Baca berita dengan sedikit iklan, klik di sini
Aku pun bertolak dari tepi danau Galilea
Tiada pernah engkau menemukan aku saat
ikan-ikan mulai cerdas menghindar jala
Maka mustahil bagimu menemukan aku di
Balik panen raya ini
Penggalan sajak berjudul "Petrus" yang dipampangkan di layar itu tiba-tiba digumamkan saat rapat buku puisi terbaik 2013 pilihan Tempo. Para wartawan Tempo yang terlibat diskusi sejurus khidmat menyimak. "Lihat, sajak ini bertolak dari parabel-parabel Alkitab. Untuk memahami setiap kalimat, kita harus mengerti dulu kisah-kisah di Perjanjian Baru," kata Sapardi Joko Damono, yang diundang sebagai juri bersama Zen Hae.
Kami sore itu—sembari menyeruput kopi tubruk dan melahap keripik—membicarakan puisi-puisi Mario F. Lawi. Penyair asal Kupang itu masih sangat muda. Umurnya belum menginjak 22 tahun. Ia produktif. Sajaknya selama 2013 tersebar di berbagai media: Kompas, Sinar Harapan, Koran Tempo, dan sebagainya. Ia juga menerbitkan buku kumpulan puisi: Memoria. Baik yang tertebar di koran maupun terhimpun di buku, karyanya sarat imaji biblikal.
Dunia persilatan penyair kita pada 2013 cukup bergairah. Muncul kumpulan puisi penyair-penyair muda yang mengolah mitologi, sejarah, dan folklor. Dan di antaranya menyuguhkan pergulatan diksi dan imajinasi yang mengesankan. Selain Mario, bagi kami, yang paling menonjol adalah Deddy Arsya.
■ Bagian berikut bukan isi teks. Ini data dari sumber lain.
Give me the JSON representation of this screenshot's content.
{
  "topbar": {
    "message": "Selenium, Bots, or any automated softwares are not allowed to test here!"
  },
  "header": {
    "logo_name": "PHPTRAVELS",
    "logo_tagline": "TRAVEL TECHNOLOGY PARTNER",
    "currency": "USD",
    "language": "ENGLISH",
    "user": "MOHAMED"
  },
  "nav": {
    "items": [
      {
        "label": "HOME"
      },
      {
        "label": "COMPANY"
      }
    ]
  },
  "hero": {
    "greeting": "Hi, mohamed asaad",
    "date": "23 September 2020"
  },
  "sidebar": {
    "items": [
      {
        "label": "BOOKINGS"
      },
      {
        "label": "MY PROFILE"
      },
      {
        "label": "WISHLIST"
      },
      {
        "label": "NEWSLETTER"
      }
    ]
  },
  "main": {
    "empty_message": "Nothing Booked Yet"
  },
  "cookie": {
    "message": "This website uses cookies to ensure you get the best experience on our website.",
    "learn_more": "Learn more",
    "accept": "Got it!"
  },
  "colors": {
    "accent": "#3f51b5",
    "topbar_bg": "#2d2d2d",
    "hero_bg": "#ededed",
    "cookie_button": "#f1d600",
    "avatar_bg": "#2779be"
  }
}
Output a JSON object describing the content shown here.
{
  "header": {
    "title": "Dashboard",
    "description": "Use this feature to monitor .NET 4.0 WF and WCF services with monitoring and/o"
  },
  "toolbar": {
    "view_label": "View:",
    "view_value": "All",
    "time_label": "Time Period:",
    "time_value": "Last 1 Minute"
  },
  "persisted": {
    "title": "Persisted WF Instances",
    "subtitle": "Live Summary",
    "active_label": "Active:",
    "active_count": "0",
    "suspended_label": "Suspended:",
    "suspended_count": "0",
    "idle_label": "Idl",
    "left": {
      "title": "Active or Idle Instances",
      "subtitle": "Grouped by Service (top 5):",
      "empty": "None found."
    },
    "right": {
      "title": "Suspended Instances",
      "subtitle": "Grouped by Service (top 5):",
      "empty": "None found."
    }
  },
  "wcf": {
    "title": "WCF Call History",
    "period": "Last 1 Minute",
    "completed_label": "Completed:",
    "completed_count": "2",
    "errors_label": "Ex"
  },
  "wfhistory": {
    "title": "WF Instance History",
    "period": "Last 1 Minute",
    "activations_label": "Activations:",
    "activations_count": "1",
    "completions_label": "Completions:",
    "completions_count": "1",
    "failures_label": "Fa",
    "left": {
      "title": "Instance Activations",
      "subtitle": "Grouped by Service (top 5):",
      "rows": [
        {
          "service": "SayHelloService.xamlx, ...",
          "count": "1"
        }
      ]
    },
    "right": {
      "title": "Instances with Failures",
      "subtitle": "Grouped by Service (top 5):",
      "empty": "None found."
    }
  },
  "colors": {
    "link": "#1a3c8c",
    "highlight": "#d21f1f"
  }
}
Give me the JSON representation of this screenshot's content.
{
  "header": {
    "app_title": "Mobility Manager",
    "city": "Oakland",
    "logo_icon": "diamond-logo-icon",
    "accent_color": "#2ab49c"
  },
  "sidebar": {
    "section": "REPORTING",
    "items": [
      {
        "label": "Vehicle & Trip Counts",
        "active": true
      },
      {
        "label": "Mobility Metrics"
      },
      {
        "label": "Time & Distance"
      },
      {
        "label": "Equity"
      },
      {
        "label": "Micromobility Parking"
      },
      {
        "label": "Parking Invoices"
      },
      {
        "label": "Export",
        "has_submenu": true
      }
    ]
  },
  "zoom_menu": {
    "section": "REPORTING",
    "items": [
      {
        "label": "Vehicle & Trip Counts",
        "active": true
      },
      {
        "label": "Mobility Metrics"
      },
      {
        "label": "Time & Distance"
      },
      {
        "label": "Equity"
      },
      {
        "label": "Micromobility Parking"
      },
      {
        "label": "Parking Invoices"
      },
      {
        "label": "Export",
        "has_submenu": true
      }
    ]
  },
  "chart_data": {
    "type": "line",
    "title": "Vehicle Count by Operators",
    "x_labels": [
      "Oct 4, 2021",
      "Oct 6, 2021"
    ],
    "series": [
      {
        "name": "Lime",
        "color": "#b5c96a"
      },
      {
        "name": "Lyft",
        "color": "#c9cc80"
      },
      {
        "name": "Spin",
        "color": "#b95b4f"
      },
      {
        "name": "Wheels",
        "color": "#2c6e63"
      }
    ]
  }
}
Penyair kelahiran Pesisir Selatan, Sumatera Barat, berumur 26 tahun ini meluncurkan buku Odong-odong Fort de Kock. Odong-odong, kita tahu, adalah semacam permainan komedi putar untuk anak-anak. Sedangkan Fort de Kock adalah benteng peninggalan Belanda di Bukittinggi, Sumatera Barat. Sajak-sajak Deddy mengeksplor sejarah dan unsur lokal. Simak awal puisinya berjudul "Sirkus dari Insulinde":
Seorang dari Insulinde, datang dini hari
mungkin kereta hantu tersesat dalam diam waktu
telah membawanya ke sini
Pembaca, sementara pada 2012 untuk pemilihan buku sastra terbaik kami hanya memilih sebuah buku, kini kami membagi dua kategori: prosa dan puisi. Kami juga merekomendasikan buku-buku sastra dari 2013 yang layak baca. Tentu saja, dalam memilih karya sastra itu, kami tak mengikutsertakan buku sastra yang dibuat oleh warga Tempo sendiri. Pada Maret tahun lalu, misalnya, Goenawan Mohamad menerbitkan kumpulan puisi Gandari dan Sejumlah Sajak. Itu kami keluarkan dari penilaian.
Diskusi-diskusi menentukan karya sastra pilihan ini sendiri cukup berat. Salah satu fokus kami adalah melihat bagaimana penyair atau penulis cerita mampu mengolah bahan-bahan yang menjadi dasar penciptaannya. Banyak penyair yang bertolak dari sejarah, tapi puisinya hanya menjadi semacam informasi sejarah. Itu karena ia belum betul-betul mengunyah dan menginternalisasi data tersebut menjadi miliknya sendiri secara khas. Deddy, menurut kami, memiliki kemampuan mencerna dan memberi makna lain terhadap sejarah.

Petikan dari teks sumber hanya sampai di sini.